Paradójicamente, estos espectáculos circenses salvaron a muchos prematuros (había padres y madres que llevaban a sus hijos a Couney), al extremo de que el doctor Couney podía presentar jóvenes ya adultos que habían estado muchos años antes en sus incuba-doras de Coney Island. Y una curiosidad: durante varios años Couney tuvo contratado a un voceador (“¡Pasen, señores, pasen!”) llamado Archibald Leach que, con el tiempo, llegaría a ser la famosa estrella de Hollywood, conocido como Cary Grant.
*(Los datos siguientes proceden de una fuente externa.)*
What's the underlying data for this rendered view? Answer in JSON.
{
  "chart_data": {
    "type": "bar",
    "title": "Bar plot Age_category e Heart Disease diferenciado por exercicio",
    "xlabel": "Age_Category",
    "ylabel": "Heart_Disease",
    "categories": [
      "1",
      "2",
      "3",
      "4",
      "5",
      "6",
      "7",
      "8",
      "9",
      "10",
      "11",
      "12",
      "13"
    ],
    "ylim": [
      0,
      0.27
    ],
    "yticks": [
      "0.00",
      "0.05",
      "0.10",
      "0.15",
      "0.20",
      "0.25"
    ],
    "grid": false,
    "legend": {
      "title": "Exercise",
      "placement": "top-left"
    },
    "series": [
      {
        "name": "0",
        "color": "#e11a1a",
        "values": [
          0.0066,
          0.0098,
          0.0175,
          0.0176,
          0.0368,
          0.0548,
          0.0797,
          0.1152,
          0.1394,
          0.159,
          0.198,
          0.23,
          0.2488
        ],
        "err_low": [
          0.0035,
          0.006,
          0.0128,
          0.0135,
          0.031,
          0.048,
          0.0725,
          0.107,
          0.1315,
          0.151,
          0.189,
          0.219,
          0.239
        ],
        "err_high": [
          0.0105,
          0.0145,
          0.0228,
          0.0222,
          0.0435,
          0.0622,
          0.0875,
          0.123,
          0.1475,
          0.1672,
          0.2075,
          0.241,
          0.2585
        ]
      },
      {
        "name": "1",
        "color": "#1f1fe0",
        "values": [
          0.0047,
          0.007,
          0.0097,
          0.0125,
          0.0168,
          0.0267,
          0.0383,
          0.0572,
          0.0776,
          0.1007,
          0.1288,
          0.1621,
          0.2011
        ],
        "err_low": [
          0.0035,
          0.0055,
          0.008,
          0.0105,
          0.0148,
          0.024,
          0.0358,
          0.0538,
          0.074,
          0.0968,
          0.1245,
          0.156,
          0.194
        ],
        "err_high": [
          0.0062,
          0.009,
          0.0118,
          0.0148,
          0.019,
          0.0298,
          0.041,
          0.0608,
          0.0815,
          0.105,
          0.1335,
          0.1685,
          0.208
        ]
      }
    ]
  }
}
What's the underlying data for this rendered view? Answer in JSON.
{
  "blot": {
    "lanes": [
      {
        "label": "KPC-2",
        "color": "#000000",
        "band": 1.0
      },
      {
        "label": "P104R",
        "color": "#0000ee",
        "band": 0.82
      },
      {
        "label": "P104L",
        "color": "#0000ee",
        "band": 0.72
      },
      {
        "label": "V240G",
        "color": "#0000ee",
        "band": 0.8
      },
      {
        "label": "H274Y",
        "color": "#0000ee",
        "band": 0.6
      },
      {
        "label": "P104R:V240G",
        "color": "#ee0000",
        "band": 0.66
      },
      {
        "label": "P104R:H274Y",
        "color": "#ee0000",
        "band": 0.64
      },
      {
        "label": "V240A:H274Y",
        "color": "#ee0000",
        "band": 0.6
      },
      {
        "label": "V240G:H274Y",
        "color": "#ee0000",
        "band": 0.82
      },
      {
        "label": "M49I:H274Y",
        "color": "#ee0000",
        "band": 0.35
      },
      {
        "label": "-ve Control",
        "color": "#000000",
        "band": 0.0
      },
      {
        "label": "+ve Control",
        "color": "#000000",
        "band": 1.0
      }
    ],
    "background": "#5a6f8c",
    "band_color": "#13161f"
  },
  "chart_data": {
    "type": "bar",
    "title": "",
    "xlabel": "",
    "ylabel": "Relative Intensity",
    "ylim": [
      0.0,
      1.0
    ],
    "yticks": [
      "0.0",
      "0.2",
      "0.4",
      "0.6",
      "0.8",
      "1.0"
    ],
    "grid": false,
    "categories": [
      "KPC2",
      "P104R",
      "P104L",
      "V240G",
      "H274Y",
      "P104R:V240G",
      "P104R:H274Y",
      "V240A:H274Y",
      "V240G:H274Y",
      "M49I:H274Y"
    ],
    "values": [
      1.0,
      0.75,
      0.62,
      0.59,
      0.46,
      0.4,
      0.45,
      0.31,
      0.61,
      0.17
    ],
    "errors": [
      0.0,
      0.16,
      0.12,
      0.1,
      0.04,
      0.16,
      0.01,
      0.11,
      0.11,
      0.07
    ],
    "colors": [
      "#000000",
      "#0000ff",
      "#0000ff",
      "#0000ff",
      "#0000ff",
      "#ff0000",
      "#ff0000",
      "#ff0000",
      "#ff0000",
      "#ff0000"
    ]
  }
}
Pero con la Segunda Guerra Mundial a las puertas, la mujer barbuda, el tragasables, el hombre de goma y el doctor Couney pasaron al olvido. En 1949 Pragel patentó la incubadora de traslado (portátil), se entendió bien la toxicidad por oxígeno, se estudiaron la fisiología y patología del recién nacido, y la tecnología eléctrica llegó a las incubadoras, que hoy son los sofisticados equipos multiusos que todos conocemos en nuestros hospitales.

En verdad, una azarosa –y a veces escandalosa– historia la de las incubadoras para recién nacidos de bajo peso.